Der Papagei Kusma rezitiert jetzt vor Soldaten und Arbeitern kriegswichtiger Betriebe häufig aus Twardowskis Poem vom Soldaten Wassili Tjorkin und anderen Texten der Frontlyrik. Im »Neuen Gelobten Land« wird gesät und geerntet, kommen Kinder zur Welt. Der aus dem Paradies entwichene Engel liebt die Lehrerin Katja, die ihn jedoch nur erhören will, wenn er die Existenz Gottes leugnet. Schuldirektor Banow, von den Direktiven des Volksbildungsministeriums und Makarenkos »Pädagogischem Poem« genervt, findet Zuflucht bei dem Träumer Lenin, der unter dem Kreml in einer ärmlichen Laubhütte haust und ebenso machtlos ist wie das im Obergeschoss dahinsiechende formelle Staatsoberhaupt Kalinin. Die mysteriöse Kugel aber fliegt unaufhörlich weiter, ohne ein Ziel zu finden.

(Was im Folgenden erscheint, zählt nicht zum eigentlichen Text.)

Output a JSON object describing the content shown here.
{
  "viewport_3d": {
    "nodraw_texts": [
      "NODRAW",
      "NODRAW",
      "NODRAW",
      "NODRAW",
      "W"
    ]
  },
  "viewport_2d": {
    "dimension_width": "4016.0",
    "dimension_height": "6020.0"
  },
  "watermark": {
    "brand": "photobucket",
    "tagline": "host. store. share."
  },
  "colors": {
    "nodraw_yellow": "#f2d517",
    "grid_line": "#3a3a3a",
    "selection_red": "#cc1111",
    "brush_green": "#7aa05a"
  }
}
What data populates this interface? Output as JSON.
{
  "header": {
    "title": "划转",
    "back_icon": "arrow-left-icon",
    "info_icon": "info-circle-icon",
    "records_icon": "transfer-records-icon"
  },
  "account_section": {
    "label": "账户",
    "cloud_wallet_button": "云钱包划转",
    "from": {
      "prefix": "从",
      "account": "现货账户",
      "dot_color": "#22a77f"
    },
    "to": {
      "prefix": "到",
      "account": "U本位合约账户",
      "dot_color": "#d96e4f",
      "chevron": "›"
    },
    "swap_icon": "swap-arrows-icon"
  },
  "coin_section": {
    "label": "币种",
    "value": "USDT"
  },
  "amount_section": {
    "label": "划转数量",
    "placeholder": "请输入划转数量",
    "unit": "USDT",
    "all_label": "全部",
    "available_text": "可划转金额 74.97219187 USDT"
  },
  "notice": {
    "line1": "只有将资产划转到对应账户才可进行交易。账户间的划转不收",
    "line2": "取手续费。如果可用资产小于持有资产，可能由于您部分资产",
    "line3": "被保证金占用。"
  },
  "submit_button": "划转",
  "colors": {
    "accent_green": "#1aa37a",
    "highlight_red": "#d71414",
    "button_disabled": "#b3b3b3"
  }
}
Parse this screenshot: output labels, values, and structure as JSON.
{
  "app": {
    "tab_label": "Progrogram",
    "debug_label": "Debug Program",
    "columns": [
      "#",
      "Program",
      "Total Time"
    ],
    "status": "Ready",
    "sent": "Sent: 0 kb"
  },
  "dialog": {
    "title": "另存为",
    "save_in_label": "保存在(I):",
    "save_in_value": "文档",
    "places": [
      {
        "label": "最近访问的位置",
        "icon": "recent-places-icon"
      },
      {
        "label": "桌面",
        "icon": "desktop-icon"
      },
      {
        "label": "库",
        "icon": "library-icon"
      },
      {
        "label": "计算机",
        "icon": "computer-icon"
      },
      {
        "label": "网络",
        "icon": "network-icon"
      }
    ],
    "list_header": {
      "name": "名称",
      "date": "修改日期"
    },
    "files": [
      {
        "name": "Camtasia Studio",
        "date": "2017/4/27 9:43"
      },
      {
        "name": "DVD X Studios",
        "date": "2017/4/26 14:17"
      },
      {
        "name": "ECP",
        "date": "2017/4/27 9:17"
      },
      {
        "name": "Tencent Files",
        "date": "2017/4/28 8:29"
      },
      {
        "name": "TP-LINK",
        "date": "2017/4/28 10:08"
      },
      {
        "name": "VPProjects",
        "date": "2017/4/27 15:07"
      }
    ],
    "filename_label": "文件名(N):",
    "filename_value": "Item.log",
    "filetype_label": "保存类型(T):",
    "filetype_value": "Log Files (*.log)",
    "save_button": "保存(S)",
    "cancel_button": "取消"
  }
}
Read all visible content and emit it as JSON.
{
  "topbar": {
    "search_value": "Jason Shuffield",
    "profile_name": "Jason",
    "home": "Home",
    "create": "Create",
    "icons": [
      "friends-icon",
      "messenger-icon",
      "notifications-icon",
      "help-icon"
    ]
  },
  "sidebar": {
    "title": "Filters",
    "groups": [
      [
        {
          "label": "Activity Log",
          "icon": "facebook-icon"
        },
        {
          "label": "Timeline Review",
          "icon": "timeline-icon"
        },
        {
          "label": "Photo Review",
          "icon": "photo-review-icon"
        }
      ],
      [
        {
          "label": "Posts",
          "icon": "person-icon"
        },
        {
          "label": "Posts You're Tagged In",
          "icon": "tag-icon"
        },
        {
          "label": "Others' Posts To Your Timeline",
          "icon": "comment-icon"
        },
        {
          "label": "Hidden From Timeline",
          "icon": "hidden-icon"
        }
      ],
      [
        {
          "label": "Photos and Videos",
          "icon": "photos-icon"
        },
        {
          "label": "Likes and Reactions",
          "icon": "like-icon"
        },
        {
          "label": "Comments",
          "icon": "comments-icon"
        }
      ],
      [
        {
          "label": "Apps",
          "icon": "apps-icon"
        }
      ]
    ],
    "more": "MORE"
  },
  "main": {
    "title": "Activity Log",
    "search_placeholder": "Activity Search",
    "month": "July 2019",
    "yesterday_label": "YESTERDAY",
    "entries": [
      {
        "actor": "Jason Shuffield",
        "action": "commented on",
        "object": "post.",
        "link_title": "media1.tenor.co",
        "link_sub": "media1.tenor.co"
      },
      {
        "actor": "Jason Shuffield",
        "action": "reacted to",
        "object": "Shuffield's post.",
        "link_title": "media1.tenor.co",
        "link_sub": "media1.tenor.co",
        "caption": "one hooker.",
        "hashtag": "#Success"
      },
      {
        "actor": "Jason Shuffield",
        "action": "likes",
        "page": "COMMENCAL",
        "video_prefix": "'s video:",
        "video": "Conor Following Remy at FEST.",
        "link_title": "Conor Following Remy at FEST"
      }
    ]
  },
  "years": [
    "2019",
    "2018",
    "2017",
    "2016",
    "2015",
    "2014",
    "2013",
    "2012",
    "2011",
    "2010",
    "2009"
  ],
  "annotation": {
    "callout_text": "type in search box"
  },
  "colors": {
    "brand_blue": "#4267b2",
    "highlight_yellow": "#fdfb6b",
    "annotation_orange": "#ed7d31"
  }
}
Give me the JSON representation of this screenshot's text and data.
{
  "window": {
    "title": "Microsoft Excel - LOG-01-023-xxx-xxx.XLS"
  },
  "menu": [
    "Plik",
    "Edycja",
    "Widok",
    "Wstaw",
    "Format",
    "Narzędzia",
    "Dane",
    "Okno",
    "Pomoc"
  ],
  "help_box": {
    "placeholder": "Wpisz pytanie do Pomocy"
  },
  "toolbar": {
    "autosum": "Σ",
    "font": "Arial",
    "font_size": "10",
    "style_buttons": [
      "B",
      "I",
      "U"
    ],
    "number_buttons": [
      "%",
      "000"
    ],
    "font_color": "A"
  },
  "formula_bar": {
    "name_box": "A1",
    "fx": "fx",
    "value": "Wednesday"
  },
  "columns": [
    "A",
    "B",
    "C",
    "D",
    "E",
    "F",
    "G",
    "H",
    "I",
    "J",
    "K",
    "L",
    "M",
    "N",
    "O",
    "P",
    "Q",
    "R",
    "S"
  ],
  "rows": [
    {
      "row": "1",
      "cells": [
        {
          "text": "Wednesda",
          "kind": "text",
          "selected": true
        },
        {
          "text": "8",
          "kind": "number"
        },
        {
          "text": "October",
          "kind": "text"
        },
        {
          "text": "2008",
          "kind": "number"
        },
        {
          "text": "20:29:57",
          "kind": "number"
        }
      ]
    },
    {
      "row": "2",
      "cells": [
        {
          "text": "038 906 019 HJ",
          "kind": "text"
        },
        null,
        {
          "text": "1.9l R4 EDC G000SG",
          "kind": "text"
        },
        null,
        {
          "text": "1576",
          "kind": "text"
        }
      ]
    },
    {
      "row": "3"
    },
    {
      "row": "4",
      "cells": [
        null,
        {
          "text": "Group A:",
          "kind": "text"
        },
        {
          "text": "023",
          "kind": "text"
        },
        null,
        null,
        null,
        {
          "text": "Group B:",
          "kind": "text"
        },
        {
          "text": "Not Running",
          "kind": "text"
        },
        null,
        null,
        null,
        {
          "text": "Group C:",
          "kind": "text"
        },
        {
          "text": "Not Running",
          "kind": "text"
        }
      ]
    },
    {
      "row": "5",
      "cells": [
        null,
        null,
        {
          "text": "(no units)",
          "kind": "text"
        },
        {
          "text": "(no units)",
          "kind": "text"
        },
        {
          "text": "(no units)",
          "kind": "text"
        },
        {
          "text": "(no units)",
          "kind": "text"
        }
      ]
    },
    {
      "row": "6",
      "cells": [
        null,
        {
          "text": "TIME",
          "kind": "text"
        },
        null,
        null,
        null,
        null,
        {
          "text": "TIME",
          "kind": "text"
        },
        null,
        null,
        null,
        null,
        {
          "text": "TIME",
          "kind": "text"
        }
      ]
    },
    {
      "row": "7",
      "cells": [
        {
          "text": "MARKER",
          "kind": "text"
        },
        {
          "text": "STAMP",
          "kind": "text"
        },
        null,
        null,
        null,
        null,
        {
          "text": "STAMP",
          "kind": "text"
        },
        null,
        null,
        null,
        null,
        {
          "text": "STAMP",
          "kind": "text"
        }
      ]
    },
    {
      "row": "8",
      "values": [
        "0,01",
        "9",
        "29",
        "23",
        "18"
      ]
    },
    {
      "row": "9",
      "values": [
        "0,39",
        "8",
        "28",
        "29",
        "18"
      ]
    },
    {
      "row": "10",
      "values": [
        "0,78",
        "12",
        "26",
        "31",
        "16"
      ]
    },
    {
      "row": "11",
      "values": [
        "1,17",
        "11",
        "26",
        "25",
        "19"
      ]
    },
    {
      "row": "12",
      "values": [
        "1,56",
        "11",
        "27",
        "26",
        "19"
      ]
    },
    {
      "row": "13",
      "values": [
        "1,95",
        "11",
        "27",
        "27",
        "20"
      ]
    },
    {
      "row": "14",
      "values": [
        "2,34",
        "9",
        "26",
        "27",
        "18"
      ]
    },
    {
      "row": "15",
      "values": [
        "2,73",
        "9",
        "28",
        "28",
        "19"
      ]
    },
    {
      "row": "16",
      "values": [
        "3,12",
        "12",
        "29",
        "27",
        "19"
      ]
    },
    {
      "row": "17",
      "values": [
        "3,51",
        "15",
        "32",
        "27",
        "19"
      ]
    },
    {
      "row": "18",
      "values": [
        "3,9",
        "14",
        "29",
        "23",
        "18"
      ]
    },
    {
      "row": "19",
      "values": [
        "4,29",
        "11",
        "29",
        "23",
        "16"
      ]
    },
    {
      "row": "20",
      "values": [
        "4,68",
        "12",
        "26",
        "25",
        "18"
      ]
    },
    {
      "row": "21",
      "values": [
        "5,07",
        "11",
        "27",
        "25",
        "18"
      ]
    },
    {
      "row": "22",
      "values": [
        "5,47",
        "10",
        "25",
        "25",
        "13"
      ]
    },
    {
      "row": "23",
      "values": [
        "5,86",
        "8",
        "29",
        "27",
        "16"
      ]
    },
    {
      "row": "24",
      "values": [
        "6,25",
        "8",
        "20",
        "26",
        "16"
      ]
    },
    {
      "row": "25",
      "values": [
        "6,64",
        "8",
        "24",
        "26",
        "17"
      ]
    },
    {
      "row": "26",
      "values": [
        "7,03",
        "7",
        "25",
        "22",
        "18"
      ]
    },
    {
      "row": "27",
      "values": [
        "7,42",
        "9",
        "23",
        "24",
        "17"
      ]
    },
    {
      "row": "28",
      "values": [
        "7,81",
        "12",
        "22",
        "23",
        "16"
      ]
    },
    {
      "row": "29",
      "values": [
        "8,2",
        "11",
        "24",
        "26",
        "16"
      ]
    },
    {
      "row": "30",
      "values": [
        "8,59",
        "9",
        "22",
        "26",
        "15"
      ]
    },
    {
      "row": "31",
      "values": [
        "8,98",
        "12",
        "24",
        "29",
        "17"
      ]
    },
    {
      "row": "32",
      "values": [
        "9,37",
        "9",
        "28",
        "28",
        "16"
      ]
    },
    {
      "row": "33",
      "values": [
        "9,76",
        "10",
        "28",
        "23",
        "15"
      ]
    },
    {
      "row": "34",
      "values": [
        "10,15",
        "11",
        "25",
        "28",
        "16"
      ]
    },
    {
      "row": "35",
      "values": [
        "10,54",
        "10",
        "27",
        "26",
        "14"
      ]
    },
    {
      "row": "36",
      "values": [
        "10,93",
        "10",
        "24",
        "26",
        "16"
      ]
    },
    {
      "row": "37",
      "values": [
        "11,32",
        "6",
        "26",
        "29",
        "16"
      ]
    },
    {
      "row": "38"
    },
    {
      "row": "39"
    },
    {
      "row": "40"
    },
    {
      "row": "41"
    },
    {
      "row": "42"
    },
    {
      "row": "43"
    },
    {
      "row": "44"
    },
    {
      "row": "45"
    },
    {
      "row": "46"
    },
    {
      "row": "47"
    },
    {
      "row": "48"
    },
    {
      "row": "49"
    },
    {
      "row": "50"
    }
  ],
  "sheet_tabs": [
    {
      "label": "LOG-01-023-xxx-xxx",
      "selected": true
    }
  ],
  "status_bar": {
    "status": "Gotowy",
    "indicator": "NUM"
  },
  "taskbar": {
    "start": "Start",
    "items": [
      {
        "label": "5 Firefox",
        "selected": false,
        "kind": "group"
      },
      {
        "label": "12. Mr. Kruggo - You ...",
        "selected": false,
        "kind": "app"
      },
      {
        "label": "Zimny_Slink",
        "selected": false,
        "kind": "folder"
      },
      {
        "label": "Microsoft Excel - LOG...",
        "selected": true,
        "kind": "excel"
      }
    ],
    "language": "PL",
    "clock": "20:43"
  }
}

1961 in der Nähe von Leningrad geboren, lebt Kurkow seit seiner Kindheit in Kiew und gilt heute als russischsprachiger ukrainischer Schriftsteller. Er hat seit 1991 über zwanzig Romane und ebenso viele Filmdrehbücher veröffentlicht und in zahlreichen Ländern erstaunlich viel Resonanz gefunden. Seine Trilogie über den Volkskontrolleur Dobrynin, den sprechenden Papagei Kusma und die anderen nimmt in der russisch-ukrainischen Literatur über die Sowjetvergangenheit eine Sonderstellung ein.

Kurkow gießt über den sowók weder Hohn und Spott aus noch zeichnet er ihn nostalgisch verklärt. Seine teilweise surrealistisch anmutende Erzählweise ist eher von leiser Wehmut geprägt, von Mitleid mit der ideologisch verkrüppelten Generation der Väter.